If I was pushed to describe this book in two words it would be uncomfortable and hopeful and the challenge of the book can be summed up by the words of Augustine which are quoted:
“Hope has two beautiful daughters; their names are anger and courage. Anger that things are the way they are, and courage to see that they do not remain as they are.”
I felt uncomfortable as I read, mainly because my own conscience was pricked. I have been guilty of believing that as a mixed race woman, I wasn’t complicit in racism, but what Ben does so beautifully in this book is confront false beliefs whilst pointing to the way forward full of hope. The way forward is based not on tokenism or shows of diversity; but the kind of radical inclusion that Jesus demonstrated throughout his ministry.
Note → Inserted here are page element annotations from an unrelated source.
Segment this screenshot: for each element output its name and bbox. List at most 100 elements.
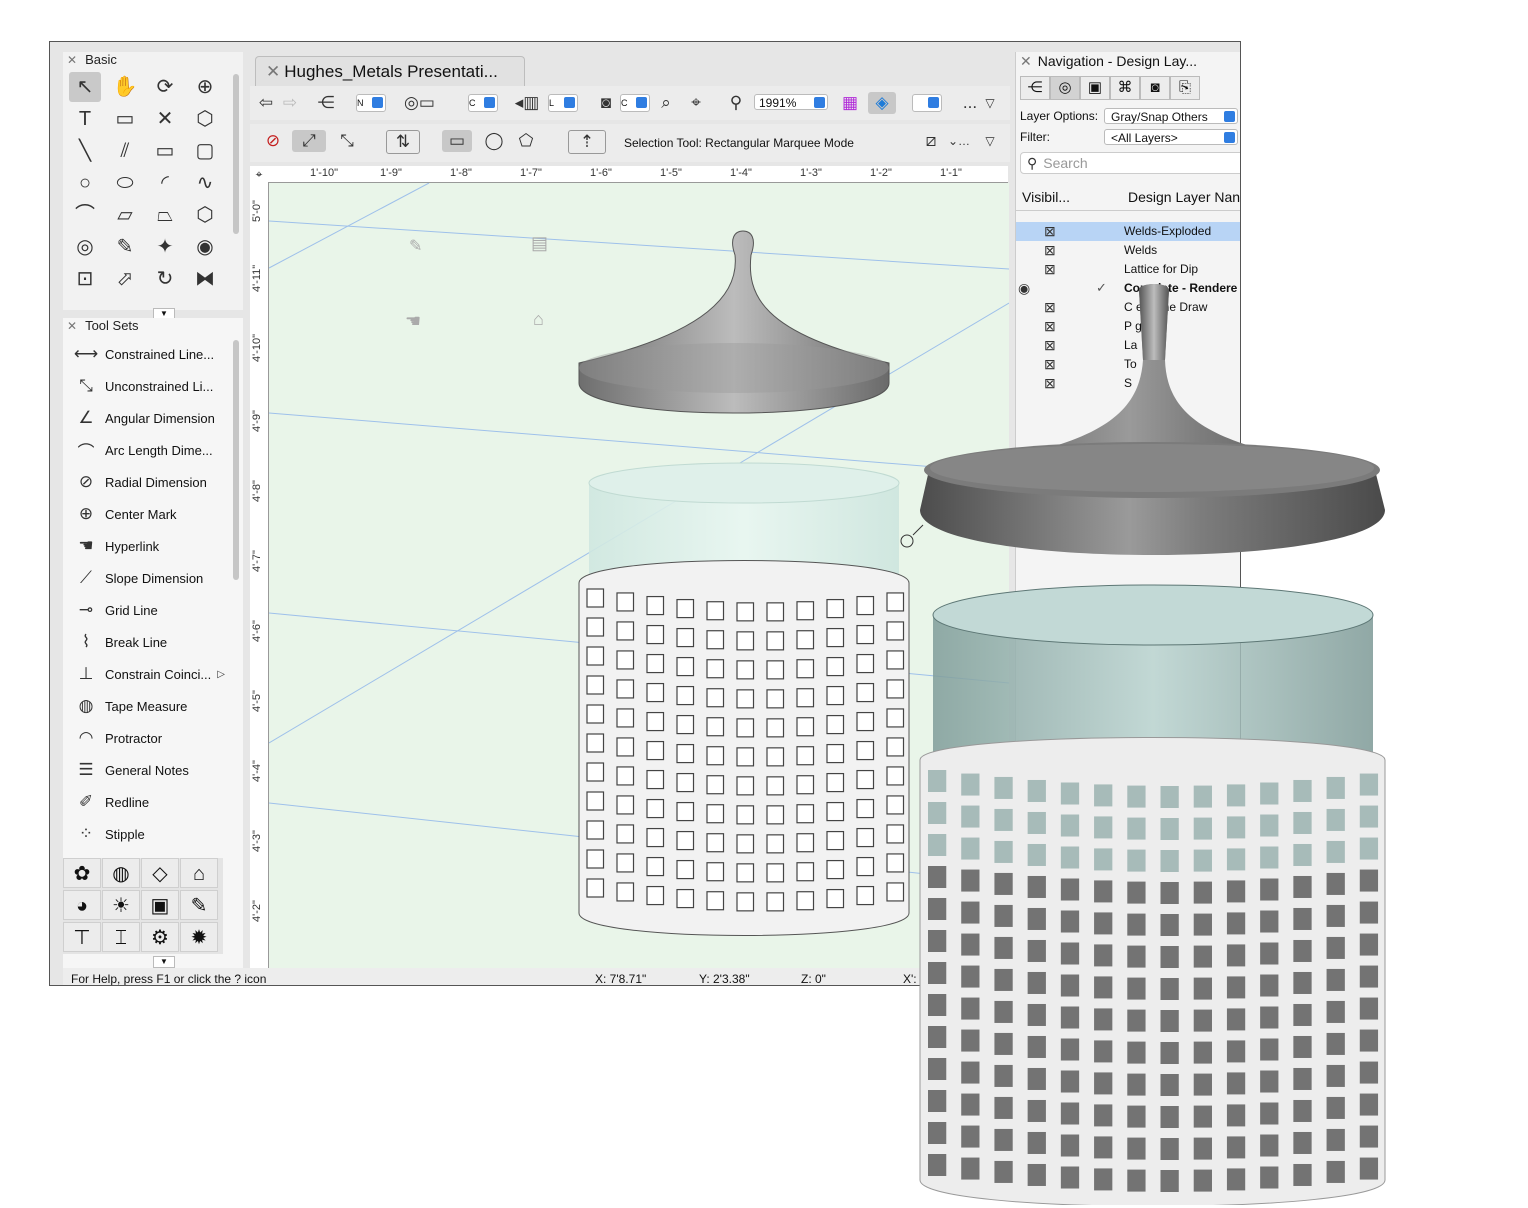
mirror-icon[interactable]: ⧓: [189, 264, 221, 294]
tool-item[interactable]: ∠ Angular Dimension: [71, 402, 214, 434]
polygon-icon[interactable]: ▱: [109, 200, 141, 230]
polyline-icon[interactable]: ⌒: [69, 200, 101, 230]
tool-item[interactable]: ◠ Protractor: [71, 722, 163, 754]
spiral-icon[interactable]: ◎: [69, 232, 101, 262]
viewports-tab-icon[interactable]: ◙: [1140, 76, 1170, 100]
filter-select[interactable]: <All Layers>: [1104, 129, 1238, 145]
callout-icon[interactable]: ▭: [109, 104, 141, 134]
chevron-down-icon[interactable]: ▽: [980, 92, 1000, 114]
saved-views-tab-icon[interactable]: ⋲: [1020, 76, 1050, 100]
double-line-icon[interactable]: ⫽: [109, 136, 141, 166]
gear-icon[interactable]: ✹: [180, 922, 218, 952]
arc-icon[interactable]: ◜: [149, 168, 181, 198]
tool-item[interactable]: ⁘ Stipple: [71, 818, 145, 850]
zoom-level[interactable]: 1991%: [754, 94, 828, 110]
lasso-transform-icon[interactable]: ⤡: [332, 130, 362, 152]
name-column-header[interactable]: Design Layer Nan: [1128, 189, 1240, 205]
oval-icon[interactable]: ⬭: [109, 168, 141, 198]
magnify-icon[interactable]: ⚲: [724, 92, 748, 114]
plane-icon[interactable]: ◈: [868, 92, 896, 114]
lasso-icon[interactable]: ◯: [480, 130, 508, 152]
tool-sets-scrollbar[interactable]: [233, 340, 239, 580]
zoom-selection-icon[interactable]: ⌖: [684, 92, 708, 114]
magic-wand-icon[interactable]: ✦: [149, 232, 181, 262]
drawing-area[interactable]: ✎ ▤ ☚ ⌂: [269, 183, 1009, 970]
extrude-icon[interactable]: ⬡: [189, 104, 221, 134]
sheet-layers-tab-icon[interactable]: ▣: [1080, 76, 1110, 100]
tool-item[interactable]: ✐ Redline: [71, 786, 149, 818]
regular-polygon-icon[interactable]: ⬡: [189, 200, 221, 230]
building-icon[interactable]: ⌂: [180, 858, 218, 888]
basic-scrollbar[interactable]: [233, 74, 239, 234]
render-mode-icon[interactable]: ◙: [594, 92, 618, 114]
layer-row[interactable]: ⊠ Welds-Exploded: [1016, 222, 1240, 241]
layer-row[interactable]: ⊠ Lattice for Dip: [1016, 260, 1240, 279]
furniture-icon[interactable]: ▣: [141, 890, 179, 920]
tool-item[interactable]: ☚ Hyperlink: [71, 530, 159, 562]
submenu-arrow-icon[interactable]: ▷: [217, 669, 225, 680]
freehand-icon[interactable]: ∿: [189, 168, 221, 198]
drawing-canvas[interactable]: ✎ ▤ ☚ ⌂: [269, 183, 1009, 970]
eyedropper-icon[interactable]: ✎: [109, 232, 141, 262]
tool-item[interactable]: ⊥ Constrain Coinci... ▷: [71, 658, 225, 690]
x-mark-icon[interactable]: ✕: [149, 104, 181, 134]
visibility-column-header[interactable]: Visibil...: [1022, 189, 1070, 205]
rectangle-icon[interactable]: ▭: [149, 136, 181, 166]
close-icon[interactable]: ✕: [266, 62, 280, 81]
rounded-rectangle-icon[interactable]: ▢: [189, 136, 221, 166]
resize-icon[interactable]: ⊡: [69, 264, 101, 294]
tool-item[interactable]: ⊸ Grid Line: [71, 594, 158, 626]
forward-arrow-icon[interactable]: ⇨: [280, 92, 300, 114]
tool-item[interactable]: ⌒ Arc Length Dime...: [71, 434, 213, 466]
visibility-icon[interactable]: ◉: [189, 232, 221, 262]
lattice-model[interactable]: [578, 560, 910, 936]
back-arrow-icon[interactable]: ⇦: [256, 92, 276, 114]
rect-marquee-icon[interactable]: ▭: [442, 130, 472, 152]
circle-icon[interactable]: ○: [69, 168, 101, 198]
class-popup[interactable]: L: [548, 94, 578, 112]
layer-row[interactable]: ⊠ Welds: [1016, 241, 1240, 260]
layers-icon[interactable]: ◎▭: [404, 92, 435, 114]
close-icon[interactable]: ✕: [67, 53, 77, 67]
hidden-icon[interactable]: ⊠: [1044, 242, 1056, 259]
references-tab-icon[interactable]: ⎘: [1170, 76, 1200, 100]
site-planning-icon[interactable]: ✿: [63, 858, 101, 888]
transform-icon[interactable]: ⇡: [568, 130, 606, 154]
layer-popup[interactable]: C: [468, 94, 498, 112]
render-popup[interactable]: C: [620, 94, 650, 112]
design-layers-tab-icon[interactable]: ◎: [1050, 76, 1080, 100]
zoom-fit-icon[interactable]: ⌕: [654, 92, 678, 114]
document-tab[interactable]: ✕ Hughes_Metals Presentati...: [255, 56, 525, 86]
layer-options-select[interactable]: Gray/Snap Others: [1104, 108, 1238, 124]
search-input[interactable]: ⚲ Search: [1020, 152, 1240, 174]
globe-icon[interactable]: ◍: [102, 858, 140, 888]
double-polygon-icon[interactable]: ⏢: [149, 200, 181, 230]
view-popup[interactable]: N: [356, 94, 386, 112]
close-icon[interactable]: ✕: [67, 319, 77, 333]
chevron-down-icon[interactable]: ▽: [980, 130, 1000, 152]
tool-item[interactable]: ◍ Tape Measure: [71, 690, 188, 722]
tool-item[interactable]: ⌇ Break Line: [71, 626, 167, 658]
steel-beam-icon[interactable]: ⌶: [102, 922, 140, 952]
pan-hand-icon[interactable]: ✋: [109, 72, 141, 102]
preferences-icon[interactable]: ⧄: [916, 130, 946, 152]
tool-item[interactable]: ☰ General Notes: [71, 754, 188, 786]
visualization-icon[interactable]: ◕: [63, 890, 101, 920]
reshape-icon[interactable]: ⬀: [109, 264, 141, 294]
chevron-down-icon[interactable]: ⌄…: [948, 130, 970, 152]
saved-views-icon[interactable]: ⋲: [314, 92, 338, 114]
scroll-down-button[interactable]: ▼: [153, 956, 175, 968]
class-visibility-icon[interactable]: ◂▥: [512, 92, 542, 114]
flyover-icon[interactable]: ⟳: [149, 72, 181, 102]
pipe-icon[interactable]: ⊤: [63, 922, 101, 952]
more-menu[interactable]: ...: [960, 92, 980, 114]
hidden-icon[interactable]: ⊠: [1044, 261, 1056, 278]
lighting-icon[interactable]: ☀: [102, 890, 140, 920]
zoom-icon[interactable]: ⊕: [189, 72, 221, 102]
tool-item[interactable]: ⊘ Radial Dimension: [71, 466, 207, 498]
plane-popup[interactable]: [912, 94, 942, 112]
grid-icon[interactable]: ▦: [838, 92, 862, 114]
line-icon[interactable]: ╲: [69, 136, 101, 166]
rotate-icon[interactable]: ↻: [149, 264, 181, 294]
machine-components-icon[interactable]: ⚙: [141, 922, 179, 952]
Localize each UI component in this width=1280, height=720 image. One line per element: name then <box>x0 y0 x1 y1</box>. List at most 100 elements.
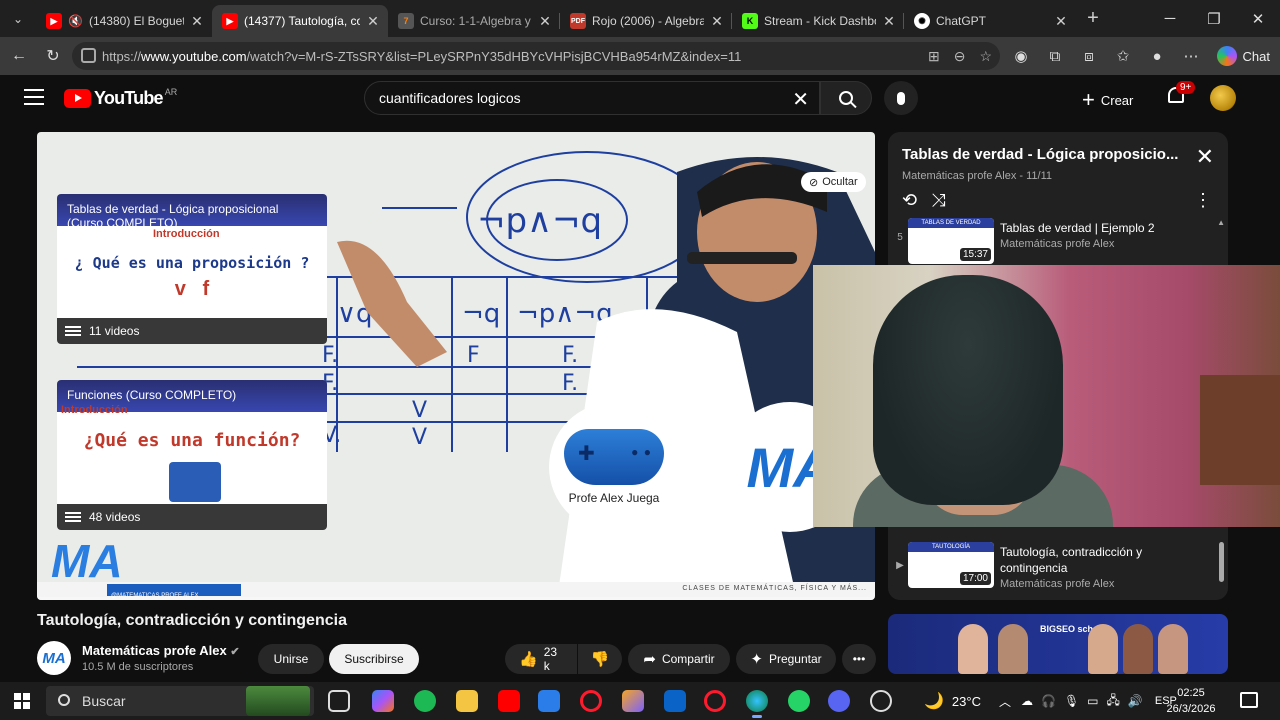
favorite-star-icon[interactable]: ☆ <box>979 48 992 65</box>
more-menu-icon[interactable]: ⋯ <box>1174 47 1208 65</box>
address-bar[interactable]: https://www.youtube.com/watch?v=M-rS-ZTs… <box>72 42 1000 70</box>
onedrive-icon[interactable]: ☁ <box>1021 694 1033 708</box>
weather-temp[interactable]: 23°C <box>952 694 981 709</box>
youtube-logo[interactable]: YouTube AR <box>64 87 177 109</box>
close-tab-icon[interactable]: ✕ <box>364 13 382 30</box>
app-available-icon[interactable]: ⊞ <box>928 48 940 65</box>
playlist-item[interactable]: 5 TABLAS DE VERDAD 15:37 Tablas de verda… <box>888 214 1218 270</box>
windows-start-icon[interactable] <box>14 693 30 709</box>
social-handle-strip: @MATEMATICAS PROFE ALEX <box>107 584 241 599</box>
close-tab-icon[interactable]: ✕ <box>188 13 206 30</box>
network-icon[interactable]: 🖧 <box>1107 691 1120 712</box>
tray-overflow-icon[interactable]: ︿ <box>999 693 1011 710</box>
ask-button[interactable]: ✦ Preguntar <box>736 644 836 674</box>
copilot-icon <box>1216 46 1237 66</box>
end-screen-playlist-card[interactable]: Funciones (Curso COMPLETO) Introducción … <box>57 380 327 530</box>
close-tab-icon[interactable]: ✕ <box>536 13 554 30</box>
taskbar-clock[interactable]: 02:25 26/3/2026 <box>1166 685 1216 717</box>
tab-rojo-algebra[interactable]: PDF Rojo (2006) - Algebra I - ✕ <box>560 5 732 37</box>
restore-icon[interactable]: ❐ <box>1192 0 1236 37</box>
notifications-button[interactable]: 9+ <box>1166 81 1196 107</box>
search-button[interactable] <box>820 81 872 115</box>
subscribe-button[interactable]: Suscribirse <box>329 644 419 674</box>
channel-name[interactable]: Matemáticas profe Alex ✔ <box>82 643 240 658</box>
more-actions-button[interactable]: ••• <box>842 644 876 674</box>
vpn-shield-icon[interactable]: ◉ <box>1004 47 1038 65</box>
like-button[interactable]: 👍 23 k <box>505 644 577 674</box>
account-avatar[interactable] <box>1210 85 1236 111</box>
create-label: Crear <box>1100 92 1134 108</box>
task-view-icon[interactable] <box>328 690 350 712</box>
scroll-thumb[interactable] <box>1219 542 1224 582</box>
outlook-icon[interactable] <box>664 690 686 712</box>
close-playlist-icon[interactable]: ✕ <box>1196 144 1214 170</box>
favorites-icon[interactable]: ✩ <box>1106 47 1140 65</box>
close-tab-icon[interactable]: ✕ <box>708 13 726 30</box>
obs-icon[interactable] <box>870 690 892 712</box>
tab-title: (14380) El Bogueto <box>88 14 184 28</box>
shuffle-icon[interactable]: ⤨ <box>931 190 945 211</box>
profile-icon[interactable]: ● <box>1140 48 1174 65</box>
close-window-icon[interactable]: ✕ <box>1236 0 1280 37</box>
dislike-button[interactable]: 👎 <box>578 644 622 674</box>
headset-icon[interactable]: 🎧 <box>1041 694 1056 708</box>
muted-speaker-icon[interactable]: 🔇 <box>68 14 83 28</box>
playlist-item-current[interactable]: ▶ TAUTOLOGÍA CONTRADICCIÓN 17:00 Tautolo… <box>888 538 1218 594</box>
site-info-icon[interactable] <box>81 48 96 63</box>
video-player[interactable]: ¬p∧¬q ∨q ¬q ¬p∧¬q F. F F. F. F. V. V V ⊘… <box>37 132 875 600</box>
spotify-icon[interactable] <box>414 690 436 712</box>
reload-icon[interactable]: ↻ <box>36 37 70 75</box>
voice-search-button[interactable] <box>884 81 918 115</box>
svg-text:¬p∧¬q: ¬p∧¬q <box>477 201 602 241</box>
minimize-icon[interactable]: ─ <box>1148 0 1192 37</box>
end-screen-playlist-card[interactable]: Tablas de verdad - Lógica proposicional … <box>57 194 327 344</box>
playlist-title[interactable]: Tablas de verdad - Lógica proposicio... <box>902 146 1192 163</box>
promo-banner[interactable]: BIGSEO school <box>888 614 1228 674</box>
share-button[interactable]: ➦ Compartir <box>628 644 730 674</box>
edge-icon[interactable] <box>746 690 768 718</box>
opera-icon[interactable] <box>704 690 726 712</box>
file-explorer-icon[interactable] <box>456 690 478 712</box>
m365-icon[interactable] <box>622 690 644 712</box>
whatsapp-icon[interactable] <box>788 690 810 712</box>
opera-gx-icon[interactable] <box>580 690 602 712</box>
tab-kick-dashboard[interactable]: K Stream - Kick Dashboard ✕ <box>732 5 904 37</box>
hide-cards-button[interactable]: ⊘ Ocultar <box>801 172 866 192</box>
ms-store-icon[interactable] <box>538 690 560 712</box>
mic-tray-icon[interactable]: 🎙 <box>1064 694 1079 708</box>
close-tab-icon[interactable]: ✕ <box>1052 13 1070 30</box>
channel-avatar[interactable]: MA <box>37 641 71 675</box>
tab-chatgpt[interactable]: ✺ ChatGPT ✕ <box>904 5 1076 37</box>
zoom-icon[interactable]: ⊖ <box>954 48 966 65</box>
split-screen-icon[interactable]: ⧈ <box>1072 48 1106 65</box>
loop-icon[interactable]: ⟲ <box>902 190 917 211</box>
tab-curso-algebra[interactable]: 7 Curso: 1-1-Algebra y Ló ✕ <box>388 5 560 37</box>
copilot-app-icon[interactable] <box>372 690 394 712</box>
battery-icon[interactable]: ▭ <box>1087 694 1098 708</box>
playlist-more-icon[interactable]: ⋮ <box>1194 190 1212 211</box>
weather-moon-icon[interactable]: 🌙 <box>924 691 944 711</box>
end-screen-channel-game[interactable]: Profe Alex Juega <box>549 402 679 532</box>
item-duration: 15:37 <box>959 248 991 261</box>
close-tab-icon[interactable]: ✕ <box>880 13 898 30</box>
youtube-app-icon[interactable] <box>498 690 520 712</box>
new-tab-button[interactable]: + <box>1076 7 1110 30</box>
hide-label: Ocultar <box>822 176 858 188</box>
tab-tautologia[interactable]: ▶ (14377) Tautología, contra ✕ <box>212 5 388 37</box>
join-button[interactable]: Unirse <box>258 644 324 674</box>
create-button[interactable]: + Crear <box>1082 87 1133 113</box>
discord-icon[interactable] <box>828 690 850 712</box>
progress-bar[interactable] <box>37 597 875 600</box>
volume-icon[interactable]: 🔊 <box>1128 694 1143 708</box>
clear-search-icon[interactable]: ✕ <box>792 87 809 112</box>
taskbar-search[interactable]: Buscar <box>46 686 314 716</box>
back-icon[interactable]: ← <box>2 37 36 75</box>
tab-el-bogueto[interactable]: ▶ 🔇 (14380) El Bogueto ✕ <box>36 5 212 37</box>
tab-actions-menu[interactable]: ⌄ <box>0 0 36 37</box>
scroll-up-icon[interactable]: ▲ <box>1217 218 1225 227</box>
notification-center-icon[interactable] <box>1240 692 1258 708</box>
copilot-chat-button[interactable]: Chat <box>1216 44 1270 68</box>
extensions-icon[interactable]: ⧉ <box>1038 48 1072 65</box>
guide-menu-icon[interactable] <box>24 89 44 105</box>
search-input[interactable]: cuantificadores logicos ✕ <box>364 81 820 115</box>
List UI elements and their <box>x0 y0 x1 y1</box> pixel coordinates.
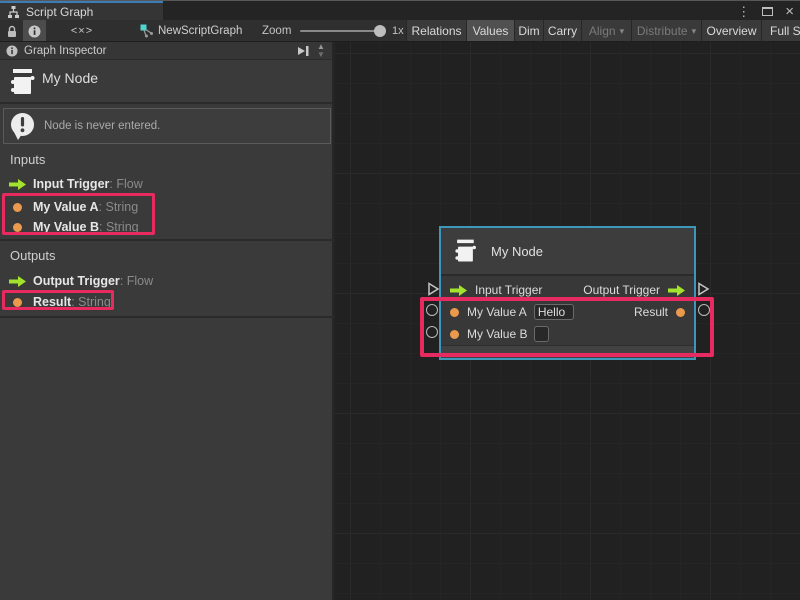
port-name: My Value B <box>33 220 99 234</box>
zoom-label: Zoom <box>262 20 291 42</box>
result-port[interactable] <box>698 304 710 316</box>
graph-inspector-panel: Graph Inspector ▲ ▼ My Node <box>0 42 334 600</box>
node-row-triggers: Input Trigger Output Trigger <box>441 280 694 300</box>
port-row-result[interactable]: Result : String <box>0 294 334 310</box>
inspector-header: Graph Inspector ▲ ▼ <box>0 42 332 60</box>
outputs-section-header: Outputs <box>10 248 56 263</box>
view-button-group: Relations Values Dim Carry Align ▾ Distr… <box>406 20 800 42</box>
value-a-port[interactable] <box>426 304 438 316</box>
window-controls: ⋮ × <box>737 1 794 21</box>
port-name: Input Trigger <box>33 177 109 191</box>
align-label: Align <box>589 24 616 38</box>
caret-down-icon: ▾ <box>620 26 625 37</box>
port-type: : String <box>99 200 139 214</box>
section-divider <box>0 316 334 318</box>
flow-input-port[interactable] <box>427 282 440 301</box>
flow-output-port[interactable] <box>697 282 710 301</box>
dock-panel-icon[interactable] <box>296 45 310 57</box>
tab-bar: Script Graph ⋮ × <box>0 0 800 20</box>
flow-arrow-icon <box>9 276 26 287</box>
port-row-input-trigger[interactable]: Input Trigger : Flow <box>0 176 334 192</box>
scroll-down-icon[interactable]: ▼ <box>317 51 325 59</box>
window-menu-icon[interactable]: ⋮ <box>737 5 750 18</box>
port-name: Result <box>33 295 71 309</box>
value-port-icon <box>13 203 22 212</box>
node-title: My Node <box>491 244 543 259</box>
zoom-slider-handle[interactable] <box>374 25 386 37</box>
zoom-value: 1x <box>392 20 404 42</box>
result-label: Result <box>634 305 668 319</box>
fullscreen-button[interactable]: Full Screen <box>761 20 800 42</box>
inspector-toggle-button[interactable] <box>23 20 46 42</box>
inspector-title: Graph Inspector <box>24 45 106 57</box>
value-port-icon[interactable] <box>450 308 459 317</box>
value-a-label: My Value A <box>467 305 527 319</box>
selected-node-summary: My Node <box>0 60 332 104</box>
tab-script-graph[interactable]: Script Graph <box>0 1 163 21</box>
port-type: : String <box>99 220 139 234</box>
port-row-my-value-b[interactable]: My Value B : String <box>0 219 334 235</box>
port-row-my-value-a[interactable]: My Value A : String <box>0 199 334 215</box>
value-b-port[interactable] <box>426 326 438 338</box>
value-port-icon <box>13 298 22 307</box>
code-icon: <×> <box>71 25 93 37</box>
distribute-label: Distribute <box>637 24 688 38</box>
section-divider <box>0 239 334 241</box>
port-type: : Flow <box>120 274 153 288</box>
warning-text: Node is never entered. <box>44 120 160 132</box>
warning-box: Node is never entered. <box>3 108 331 144</box>
port-row-output-trigger[interactable]: Output Trigger : Flow <box>0 273 334 289</box>
node-row-value-a: My Value A Result <box>441 302 694 322</box>
value-b-label: My Value B <box>467 327 527 341</box>
caret-down-icon: ▾ <box>692 26 697 37</box>
lock-button[interactable] <box>2 20 22 42</box>
panel-scroll-arrows[interactable]: ▲ ▼ <box>314 43 328 59</box>
input-trigger-label: Input Trigger <box>475 283 542 297</box>
close-icon[interactable]: × <box>785 4 794 19</box>
value-port-icon[interactable] <box>676 308 685 317</box>
align-dropdown[interactable]: Align ▾ <box>581 20 631 42</box>
lock-icon <box>6 25 18 38</box>
flow-arrow-icon[interactable] <box>450 285 467 296</box>
node-row-value-b: My Value B <box>441 324 694 344</box>
tab-label: Script Graph <box>26 5 93 19</box>
code-view-button[interactable]: <×> <box>62 20 102 42</box>
output-trigger-label: Output Trigger <box>583 283 660 297</box>
port-name: My Value A <box>33 200 99 214</box>
zoom-slider-track[interactable] <box>300 30 380 32</box>
values-button[interactable]: Values <box>466 20 514 42</box>
flow-arrow-icon[interactable] <box>668 285 685 296</box>
warning-bubble-icon <box>9 112 36 141</box>
distribute-dropdown[interactable]: Distribute ▾ <box>631 20 701 42</box>
script-graph-window: Script Graph ⋮ × <×> <box>0 0 800 600</box>
value-b-input[interactable] <box>534 326 549 342</box>
node-icon <box>9 66 35 98</box>
value-a-input[interactable] <box>534 304 574 320</box>
flow-arrow-icon <box>9 179 26 190</box>
graph-toolbar: <×> NewScriptGraph Zoom 1x Relations Val… <box>0 20 800 42</box>
relations-button[interactable]: Relations <box>406 20 466 42</box>
graph-asset-icon <box>139 20 154 42</box>
inputs-section-header: Inputs <box>10 152 45 167</box>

This has to begin with a recognition of how the church has been complicit not only in historic racism, but in perpetuating oppression; through whitewashing of biblical characters (spoiler – Jesus was middle eastern and therefore not white!) and conforming christianity to white culture, rather than allowing it to be a diverse, inclusive movement.
He also highlights and explains the difficulties many black christians face within white majority or white led churches:
“The paradox for some black people is this: loving Jesus and understanding his amazing grace is one thing; loving the church, with its complicated racial history can be problematic.”
How can church be a safe place when it’s been so complicit in causing pain?
The best parts of “We Need to Talk About Race” are those which present how we can best serve those in minority communities – from ensuring that our leadership reflects our desire for inclusiveness (rather than having a token minority to salve our consciences), to not expecting people to leave their own cultures at the door and conform to how ‘we’ do church.
As the church, we must challenge racism in our pews and communities, because if we remain silent, we are perpetuating injustice that has been present for hundreds of years.
We have a lot of work to do, and Ben’s book is a brilliant starting point and manifesto should be on your summer reading list.